# no name!



## afrobboy (Apr 5, 2009)

well here's no name playing with a q-tip. im still waiting to name him/here as i first want to know the gender!


----------



## roxy culver (May 27, 2010)

Absolutely gorgeous! I love all pearl mutations but wf cinnamon pearl is my favorite. Do you know the parents mutations?


----------



## lperry82 (Aug 2, 2010)

Oh my goodness so adorable


----------



## xoxsarahxox (Dec 13, 2010)

awwww Cupid says Hi to his little sibling He or she is gorgeous


----------



## pink.snootchies (Jan 23, 2011)

q-tip sounds like a good fitting name for the beauty! lol so adorable!


----------



## MeanneyFids (Aug 24, 2010)

something gender neutral will work


----------



## Luna (Jun 22, 2011)

Aaaah, so adorable! looks just like little Luna.. a unisex name would work well indeed


----------



## Debbie05 (Feb 9, 2010)

Well I am still trying to figure out the 2 I kept. I am hoping I have a male and female. Female I am keeping and the male for my niece. I think we may have to wait tell they moult, or sing.
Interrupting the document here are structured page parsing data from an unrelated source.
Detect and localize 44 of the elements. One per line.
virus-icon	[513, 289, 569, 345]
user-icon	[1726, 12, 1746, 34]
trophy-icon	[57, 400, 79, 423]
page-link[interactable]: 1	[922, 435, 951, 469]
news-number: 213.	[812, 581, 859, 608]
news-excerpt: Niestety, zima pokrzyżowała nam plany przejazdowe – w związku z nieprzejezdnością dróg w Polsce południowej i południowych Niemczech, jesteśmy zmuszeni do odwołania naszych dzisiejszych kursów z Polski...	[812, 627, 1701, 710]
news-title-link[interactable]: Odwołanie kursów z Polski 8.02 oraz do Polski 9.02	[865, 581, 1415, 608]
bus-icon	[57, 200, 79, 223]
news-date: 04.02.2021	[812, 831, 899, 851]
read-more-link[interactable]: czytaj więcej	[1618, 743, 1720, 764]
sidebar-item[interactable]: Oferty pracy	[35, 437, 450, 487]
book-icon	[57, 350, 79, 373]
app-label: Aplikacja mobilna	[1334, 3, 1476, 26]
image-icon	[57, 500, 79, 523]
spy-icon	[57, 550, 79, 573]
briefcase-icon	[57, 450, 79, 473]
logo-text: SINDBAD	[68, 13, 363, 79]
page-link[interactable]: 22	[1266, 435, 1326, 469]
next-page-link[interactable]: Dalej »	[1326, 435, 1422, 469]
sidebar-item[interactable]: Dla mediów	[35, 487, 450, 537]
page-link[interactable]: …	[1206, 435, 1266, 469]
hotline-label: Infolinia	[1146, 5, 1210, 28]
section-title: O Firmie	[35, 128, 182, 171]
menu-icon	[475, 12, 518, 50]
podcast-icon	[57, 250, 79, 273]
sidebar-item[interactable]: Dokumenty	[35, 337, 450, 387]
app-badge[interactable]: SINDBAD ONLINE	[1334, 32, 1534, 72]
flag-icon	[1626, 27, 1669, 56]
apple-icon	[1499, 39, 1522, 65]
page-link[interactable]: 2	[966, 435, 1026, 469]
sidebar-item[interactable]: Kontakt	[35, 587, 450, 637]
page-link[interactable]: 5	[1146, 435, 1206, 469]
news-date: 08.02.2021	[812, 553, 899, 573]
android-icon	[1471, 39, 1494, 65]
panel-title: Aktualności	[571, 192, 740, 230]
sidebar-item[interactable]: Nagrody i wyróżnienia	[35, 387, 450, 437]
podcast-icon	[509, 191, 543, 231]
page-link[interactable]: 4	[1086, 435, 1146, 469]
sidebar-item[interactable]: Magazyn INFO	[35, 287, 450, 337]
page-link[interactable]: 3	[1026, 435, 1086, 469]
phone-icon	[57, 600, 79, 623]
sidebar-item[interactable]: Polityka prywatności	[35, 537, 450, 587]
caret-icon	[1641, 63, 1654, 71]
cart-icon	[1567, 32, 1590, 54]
I keep changing my mind on the gender. 

I like q-tip or Q for short. lol


----------



## Keeko_R (Jun 28, 2011)

I thought Q tip as well . Sounds like a rapper


----------



## Jamie (May 27, 2011)

The name Q-Tip would be cute 
He/She is so pretty!!


----------



## Debbie05 (Feb 9, 2010)

So how is no name doing. I still have not quite decided on a name for the little pied boy, but he is starting to talk. He has been tryng to say pretty boy.


----------



## KTyne (Apr 16, 2011)

Gorgeous bird! I'm jealous, I love WF's, I want one.


----------



## Annie (Nov 20, 2009)

Yes, I also thought of "Q-Tip" right away, then I realized lots of people already beat me to that name.  But actually the second name that popped into my head is "Tippy" as opposed to "Q" as some already suggested. I like Tippy more than Q-Tip actually, and it is gender-neutral and kind of cute. Anyway, just a suggestion! Good luck finding a name and make sure you tell us what it is!


----------



## Belinda (Oct 9, 2010)

Awww adorable! Good luck with the naming! So much fun!


----------